In 1868 the house was purchased and donated to Mitre by a group of local citizens in recognition of his term as president, as well as for his contributions to national unity; he lived there until his death in 1906. La Nación, one of the nation's oldest and most influential dailies, was published here from its establishment in 1870, until 1895.

== Overview ==
The house was purchased by the National Government via Law 4,943, in June of that year, and on June 3, 1907, the Mitre Museum opened its doors to the public. The museum's first director, Alejandro Rosa, had founded the Western Hemisphere Historic and Numismatic Society with Mitre in 1893, and following the classification of Mitre's extensive ethnolinguistic library, numismatic and other collections, the society was located in the museum from 1918 until 1971 (it was rechartered as the National Academy of History of Argentina in 1938).
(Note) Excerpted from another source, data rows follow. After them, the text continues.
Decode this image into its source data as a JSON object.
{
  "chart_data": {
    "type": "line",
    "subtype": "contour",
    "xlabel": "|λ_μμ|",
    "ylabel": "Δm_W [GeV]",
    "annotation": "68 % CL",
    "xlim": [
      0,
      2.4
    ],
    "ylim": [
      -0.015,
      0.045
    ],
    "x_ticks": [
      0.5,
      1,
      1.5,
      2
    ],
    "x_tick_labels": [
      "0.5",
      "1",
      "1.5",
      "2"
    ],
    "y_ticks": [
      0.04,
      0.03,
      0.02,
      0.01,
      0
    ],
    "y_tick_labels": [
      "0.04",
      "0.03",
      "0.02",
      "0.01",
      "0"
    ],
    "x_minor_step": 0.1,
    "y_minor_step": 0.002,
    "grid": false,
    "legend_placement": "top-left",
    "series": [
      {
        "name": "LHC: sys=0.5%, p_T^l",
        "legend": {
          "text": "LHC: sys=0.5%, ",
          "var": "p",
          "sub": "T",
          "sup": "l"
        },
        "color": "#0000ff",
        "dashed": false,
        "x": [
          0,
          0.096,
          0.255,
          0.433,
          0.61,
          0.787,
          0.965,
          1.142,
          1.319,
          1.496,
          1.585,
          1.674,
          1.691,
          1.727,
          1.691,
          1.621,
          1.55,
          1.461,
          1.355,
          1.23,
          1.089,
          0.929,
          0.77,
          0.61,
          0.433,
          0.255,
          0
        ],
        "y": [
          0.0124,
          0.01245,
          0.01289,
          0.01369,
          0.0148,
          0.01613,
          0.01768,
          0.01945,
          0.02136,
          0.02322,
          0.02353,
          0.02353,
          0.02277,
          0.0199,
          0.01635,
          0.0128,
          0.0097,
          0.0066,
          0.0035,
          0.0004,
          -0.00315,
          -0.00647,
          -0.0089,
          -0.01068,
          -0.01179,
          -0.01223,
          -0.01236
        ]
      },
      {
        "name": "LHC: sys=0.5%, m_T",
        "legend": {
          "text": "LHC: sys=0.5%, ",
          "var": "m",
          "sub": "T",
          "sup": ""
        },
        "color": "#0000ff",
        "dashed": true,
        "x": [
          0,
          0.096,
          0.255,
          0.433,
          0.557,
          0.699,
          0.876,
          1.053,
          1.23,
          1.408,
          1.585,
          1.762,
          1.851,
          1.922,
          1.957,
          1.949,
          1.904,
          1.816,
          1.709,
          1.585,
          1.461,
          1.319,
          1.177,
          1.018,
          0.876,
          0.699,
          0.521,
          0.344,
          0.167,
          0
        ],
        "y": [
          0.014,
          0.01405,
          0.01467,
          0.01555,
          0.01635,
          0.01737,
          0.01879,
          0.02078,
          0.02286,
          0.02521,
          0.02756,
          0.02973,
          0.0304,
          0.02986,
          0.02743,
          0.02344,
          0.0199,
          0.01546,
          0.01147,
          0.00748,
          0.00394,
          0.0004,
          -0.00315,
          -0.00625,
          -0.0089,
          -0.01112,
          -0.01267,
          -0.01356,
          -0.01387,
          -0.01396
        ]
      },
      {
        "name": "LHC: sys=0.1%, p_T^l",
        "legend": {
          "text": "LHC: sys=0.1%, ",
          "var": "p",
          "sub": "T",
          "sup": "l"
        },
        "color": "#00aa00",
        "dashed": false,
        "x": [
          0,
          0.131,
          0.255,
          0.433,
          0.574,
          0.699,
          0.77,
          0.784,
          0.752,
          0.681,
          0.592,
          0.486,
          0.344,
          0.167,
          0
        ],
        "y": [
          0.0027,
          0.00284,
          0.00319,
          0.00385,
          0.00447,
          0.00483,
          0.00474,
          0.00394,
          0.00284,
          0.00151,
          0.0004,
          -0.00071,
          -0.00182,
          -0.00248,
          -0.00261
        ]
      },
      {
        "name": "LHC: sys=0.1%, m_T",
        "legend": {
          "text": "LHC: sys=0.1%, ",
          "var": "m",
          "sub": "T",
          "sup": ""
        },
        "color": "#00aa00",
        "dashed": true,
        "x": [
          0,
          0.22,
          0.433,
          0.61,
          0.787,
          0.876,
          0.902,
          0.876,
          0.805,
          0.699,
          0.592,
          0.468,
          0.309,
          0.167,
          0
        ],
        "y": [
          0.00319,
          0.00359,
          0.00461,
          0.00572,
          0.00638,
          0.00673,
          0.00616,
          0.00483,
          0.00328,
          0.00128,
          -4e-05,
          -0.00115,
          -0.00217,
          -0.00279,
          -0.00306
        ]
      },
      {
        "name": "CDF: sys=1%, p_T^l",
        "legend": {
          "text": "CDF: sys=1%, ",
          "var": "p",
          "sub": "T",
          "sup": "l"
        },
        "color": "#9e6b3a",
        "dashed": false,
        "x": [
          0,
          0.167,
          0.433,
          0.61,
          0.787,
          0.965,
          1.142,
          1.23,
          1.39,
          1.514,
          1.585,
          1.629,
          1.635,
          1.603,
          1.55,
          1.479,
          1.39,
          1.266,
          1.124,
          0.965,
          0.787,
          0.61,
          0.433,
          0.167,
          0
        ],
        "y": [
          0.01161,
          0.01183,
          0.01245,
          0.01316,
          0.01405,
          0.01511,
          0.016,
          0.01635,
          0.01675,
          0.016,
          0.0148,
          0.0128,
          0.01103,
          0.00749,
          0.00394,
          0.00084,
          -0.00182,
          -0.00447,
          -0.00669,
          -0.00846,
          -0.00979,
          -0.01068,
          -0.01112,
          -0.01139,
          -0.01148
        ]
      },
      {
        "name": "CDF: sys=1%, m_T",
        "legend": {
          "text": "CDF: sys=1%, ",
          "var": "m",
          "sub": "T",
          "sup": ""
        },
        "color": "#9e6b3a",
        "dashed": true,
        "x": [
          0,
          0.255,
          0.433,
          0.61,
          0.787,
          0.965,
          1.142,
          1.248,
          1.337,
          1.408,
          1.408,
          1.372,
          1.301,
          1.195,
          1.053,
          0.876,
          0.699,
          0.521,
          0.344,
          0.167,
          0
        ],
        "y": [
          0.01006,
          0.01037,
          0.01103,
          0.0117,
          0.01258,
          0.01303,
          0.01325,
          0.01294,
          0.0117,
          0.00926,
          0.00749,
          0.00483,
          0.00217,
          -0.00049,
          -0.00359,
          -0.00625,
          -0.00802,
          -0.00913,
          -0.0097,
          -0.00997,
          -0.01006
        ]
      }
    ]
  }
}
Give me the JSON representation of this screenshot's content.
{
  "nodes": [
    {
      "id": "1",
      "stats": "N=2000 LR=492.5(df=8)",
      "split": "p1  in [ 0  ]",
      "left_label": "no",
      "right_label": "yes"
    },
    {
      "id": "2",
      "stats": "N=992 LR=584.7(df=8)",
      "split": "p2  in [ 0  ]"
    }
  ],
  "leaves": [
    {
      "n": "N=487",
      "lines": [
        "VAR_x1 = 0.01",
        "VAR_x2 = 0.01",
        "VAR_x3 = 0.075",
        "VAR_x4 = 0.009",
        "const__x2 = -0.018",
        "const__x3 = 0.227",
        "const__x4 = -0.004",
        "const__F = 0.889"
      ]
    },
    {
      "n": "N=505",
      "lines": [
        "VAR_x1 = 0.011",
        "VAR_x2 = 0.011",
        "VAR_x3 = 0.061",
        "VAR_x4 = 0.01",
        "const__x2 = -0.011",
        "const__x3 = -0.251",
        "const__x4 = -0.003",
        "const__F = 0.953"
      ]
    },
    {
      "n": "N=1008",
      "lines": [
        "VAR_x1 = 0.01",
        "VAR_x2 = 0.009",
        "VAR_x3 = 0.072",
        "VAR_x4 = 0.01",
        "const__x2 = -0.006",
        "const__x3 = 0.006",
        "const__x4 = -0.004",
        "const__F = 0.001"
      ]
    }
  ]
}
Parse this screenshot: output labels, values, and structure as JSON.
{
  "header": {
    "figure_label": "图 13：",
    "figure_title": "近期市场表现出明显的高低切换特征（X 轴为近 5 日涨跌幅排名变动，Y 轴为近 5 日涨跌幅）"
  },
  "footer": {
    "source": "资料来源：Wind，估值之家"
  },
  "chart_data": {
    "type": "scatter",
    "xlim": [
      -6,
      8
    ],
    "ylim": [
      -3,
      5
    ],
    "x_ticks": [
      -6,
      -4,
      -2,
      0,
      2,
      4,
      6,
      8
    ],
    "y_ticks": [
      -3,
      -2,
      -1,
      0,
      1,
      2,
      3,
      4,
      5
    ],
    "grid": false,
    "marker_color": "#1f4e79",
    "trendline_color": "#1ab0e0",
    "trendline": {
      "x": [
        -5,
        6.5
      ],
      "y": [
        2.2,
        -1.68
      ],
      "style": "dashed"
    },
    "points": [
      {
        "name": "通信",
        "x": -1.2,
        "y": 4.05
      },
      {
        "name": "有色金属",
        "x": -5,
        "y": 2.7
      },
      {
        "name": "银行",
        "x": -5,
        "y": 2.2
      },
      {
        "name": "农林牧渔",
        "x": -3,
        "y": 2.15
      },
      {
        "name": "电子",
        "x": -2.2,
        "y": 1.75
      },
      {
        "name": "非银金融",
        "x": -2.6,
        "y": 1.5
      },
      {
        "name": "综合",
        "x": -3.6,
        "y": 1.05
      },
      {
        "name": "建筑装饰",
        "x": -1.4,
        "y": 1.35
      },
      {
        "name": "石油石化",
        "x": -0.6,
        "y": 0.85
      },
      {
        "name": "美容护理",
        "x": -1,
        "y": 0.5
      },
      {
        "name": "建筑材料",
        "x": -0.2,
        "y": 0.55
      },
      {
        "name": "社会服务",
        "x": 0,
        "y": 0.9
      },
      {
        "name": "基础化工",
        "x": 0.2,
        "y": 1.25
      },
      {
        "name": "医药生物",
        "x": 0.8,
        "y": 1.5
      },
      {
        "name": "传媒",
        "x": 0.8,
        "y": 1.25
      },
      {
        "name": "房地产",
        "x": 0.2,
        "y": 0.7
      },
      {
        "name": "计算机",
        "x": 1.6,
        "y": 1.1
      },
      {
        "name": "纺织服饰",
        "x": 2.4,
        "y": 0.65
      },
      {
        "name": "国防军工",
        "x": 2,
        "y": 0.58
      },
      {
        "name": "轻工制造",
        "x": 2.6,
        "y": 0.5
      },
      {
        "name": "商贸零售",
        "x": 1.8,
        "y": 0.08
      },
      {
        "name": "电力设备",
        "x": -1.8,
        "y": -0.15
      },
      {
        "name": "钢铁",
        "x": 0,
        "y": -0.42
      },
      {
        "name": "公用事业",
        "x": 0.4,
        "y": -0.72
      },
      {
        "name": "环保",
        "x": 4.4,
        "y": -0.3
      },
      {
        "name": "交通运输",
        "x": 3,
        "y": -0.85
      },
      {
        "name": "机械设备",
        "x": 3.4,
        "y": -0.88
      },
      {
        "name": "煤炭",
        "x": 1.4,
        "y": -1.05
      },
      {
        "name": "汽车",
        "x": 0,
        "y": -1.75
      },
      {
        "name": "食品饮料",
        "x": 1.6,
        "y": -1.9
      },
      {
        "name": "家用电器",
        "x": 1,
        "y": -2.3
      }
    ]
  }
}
The historic archive of the museum is among the largest archives in Argentina due to its historic relevance, with about 53,200 files. Most of them were part of the Bartolomé Mitre's private collection. The library has about 100,000 items including books, magazines, CDs, DVDs, and microfilms.

The museum was declared a National Historic Monument on May 21, 1942, and is maintained by the National Secretariat of Culture. The museum can be seen on some Argentine two peso bills.